Понимая, что пауза неприлично затягивается, он ткнул в сторону девушки в запахнутом халатике, единственной, не искавшей внимания клиента.
Выбор был сделан. К креслу тотчас подошла одетая в кимоно служительница и с поклоном предложила следовать за ней. Нельзя сказать, что комнатка, куда препроводили клиента, была чрезмерно меблирована. Скорее мебели не было вовсе, если не считать за таковую вешалку, массажный, укрытый простынкой стол и ванную с душем. Все это по какой-то странной ассоциации неприятно напомнило Коломнину кабинет райполиклиники, где два года назад ему делали колоскопию. Вошедшую следом избранницу сопровождала еще одна тайка, выжидательно остановившаяся перед гостем.
— Мистер! Спик инглиш?
— Да нет. Русский я, — растерялся Коломнин и, обидевшись на собственное смущение, выпалил. — По-русски! По-русски тренироваться пора.
— О! Рашен мэн. Дринк? — намекающе подсказала массажистка.
— Дринк? Да. Йес. Водки. Стакан.
— О! Рашен водка, — официантка вышла и тут же вернулась с подносом, на котором стояли два бокала, — будто из-за двери вытащила. Дождавшись, когда Коломнин подаст ей деньги, она выдавилась задом, оставив «новобрачных» вдвоем, — все с той же сальной улыбочкой на губах.
— Да! Вот такие дела, — пробормотал Коломнин, с тоской наблюдая, как массажистка открыла воду в ванной и, не переставая улыбаться, шагнула к клиенту. Скользящим движением плеч сбросила с себя халатик и оказалась худенькой, узкобедрой, словно четырнадцатилетняя девочка. С личиком, привычно сведенным в гримасу желания, потянулась к нему и принялась ловко освобождать от одежды.
— Полагаешь, пора? — пролепетал Коломнин. Он проследил взглядом за сползшими вниз шортами. Не на что там было смотреть. — Ну, не суетись, басурманка. Давай хоть дрынкнем сначала.
С усилием освободившись от обволакивающих ручек, Коломнин шагнул к столику и решительно оглоушил бокал. После чего, выдохнув, повернулся к ошеломленной массажистке и решительно махнул рукой:
— Ладно, чему быть, того не миновать. Делай свое подлое дело.
И послушно проследовал в наполнившуюся ванну. Мытье, составлявшее первую часть ритуала, показалось даже приятно. Во всяком случае ласковые прикосновения губки и девичьих пальчиков вызвали умиротворение.

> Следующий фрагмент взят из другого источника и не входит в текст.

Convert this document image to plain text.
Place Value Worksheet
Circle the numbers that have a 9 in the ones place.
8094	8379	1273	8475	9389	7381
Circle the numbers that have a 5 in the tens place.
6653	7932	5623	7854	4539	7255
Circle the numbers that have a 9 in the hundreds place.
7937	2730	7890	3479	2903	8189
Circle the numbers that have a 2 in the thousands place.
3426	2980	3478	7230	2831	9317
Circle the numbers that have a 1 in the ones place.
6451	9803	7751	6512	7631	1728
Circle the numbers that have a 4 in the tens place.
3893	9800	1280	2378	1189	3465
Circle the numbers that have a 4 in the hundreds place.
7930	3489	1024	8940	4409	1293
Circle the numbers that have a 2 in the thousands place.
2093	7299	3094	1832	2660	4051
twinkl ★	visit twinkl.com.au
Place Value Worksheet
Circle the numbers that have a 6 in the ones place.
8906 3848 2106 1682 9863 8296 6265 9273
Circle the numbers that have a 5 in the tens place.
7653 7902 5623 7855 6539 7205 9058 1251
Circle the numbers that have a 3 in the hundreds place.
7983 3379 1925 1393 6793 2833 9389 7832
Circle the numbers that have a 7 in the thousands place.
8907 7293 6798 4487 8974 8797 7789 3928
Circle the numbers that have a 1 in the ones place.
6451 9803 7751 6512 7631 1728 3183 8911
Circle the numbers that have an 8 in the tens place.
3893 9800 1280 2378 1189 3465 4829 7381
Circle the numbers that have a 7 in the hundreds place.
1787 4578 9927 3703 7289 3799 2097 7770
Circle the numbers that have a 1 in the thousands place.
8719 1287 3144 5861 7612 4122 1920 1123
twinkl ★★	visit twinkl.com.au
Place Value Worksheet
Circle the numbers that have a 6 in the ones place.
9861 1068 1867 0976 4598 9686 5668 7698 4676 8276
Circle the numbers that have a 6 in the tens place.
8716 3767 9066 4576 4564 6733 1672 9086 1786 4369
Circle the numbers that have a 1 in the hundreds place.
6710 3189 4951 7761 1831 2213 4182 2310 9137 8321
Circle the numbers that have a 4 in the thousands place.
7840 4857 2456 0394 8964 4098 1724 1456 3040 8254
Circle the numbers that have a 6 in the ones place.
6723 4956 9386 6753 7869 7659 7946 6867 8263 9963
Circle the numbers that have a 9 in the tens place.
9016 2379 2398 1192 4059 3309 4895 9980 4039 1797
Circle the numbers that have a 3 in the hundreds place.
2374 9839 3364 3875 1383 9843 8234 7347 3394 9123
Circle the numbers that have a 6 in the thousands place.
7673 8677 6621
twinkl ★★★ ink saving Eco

Потом, уложив распаренного клиента на массажный стол, девушка принялась обмываться сама. Делала она это сноровисто, сосредоточенная на чем-то своем. И только время от времени, поймав на себе мужской взгляд, спохватывалась, прикрывала страстно глаза и принималась тереть губкой промежность, делая при этом вращательные движения бедрами и томно постанывая.
Коломнин лежал на массажном столике и уныло вызывал в памяти какие-то возбуждающие ассоциации. Но почему-то больше ощущал себя больным, лежащим на операционном столе в ожидании умывающегося хирурга.
Потому, когда девушка вылезла наконец из ванны и, перебирая худенькими ножками, направилась к нему, Коломнин закрыл глаза и глубоко, обреченно вздохнул.
Впрочем, все оказалось не так и сумрачно. Быстрыми и неожиданно сильными пальцами она пропальпировала его сначала со спины, а затем, перевернув, принялась за грудь, так что Коломнин начал ощущать некое подобие истомы. Вслед за тем массажистка решительным движением сама запрыгнула на мужское тело и принялась тереться об него маленькими грудками. При этом прикосновение к жестким волосам оказалось ей заметно приятно, и она увеличила амплитуду движения, медленно сползая к животу и усиленно вращая ловким задиком.
Губы ее коснулись ложбинки пупка, язычок проник внутрь. Она чуть застонала и скользнула еще ниже. Теперь язык ее задвигался вдоль гениталий. Стоны сделались громче. Возбуждение ее все усиливалось и казалось неподдельным. Она даже замотала головой, будто теряя контроль над собой. Скованность Коломнина начала разрушаться. Нарастающее ответное желание заполняло его. И тут случайно заметил, что в то самое время, как тело девушки содрогалось от неконтролируемых конвульсий, правая ручка с механической неспешностью освобождала от целлофана приготовленный презерватив.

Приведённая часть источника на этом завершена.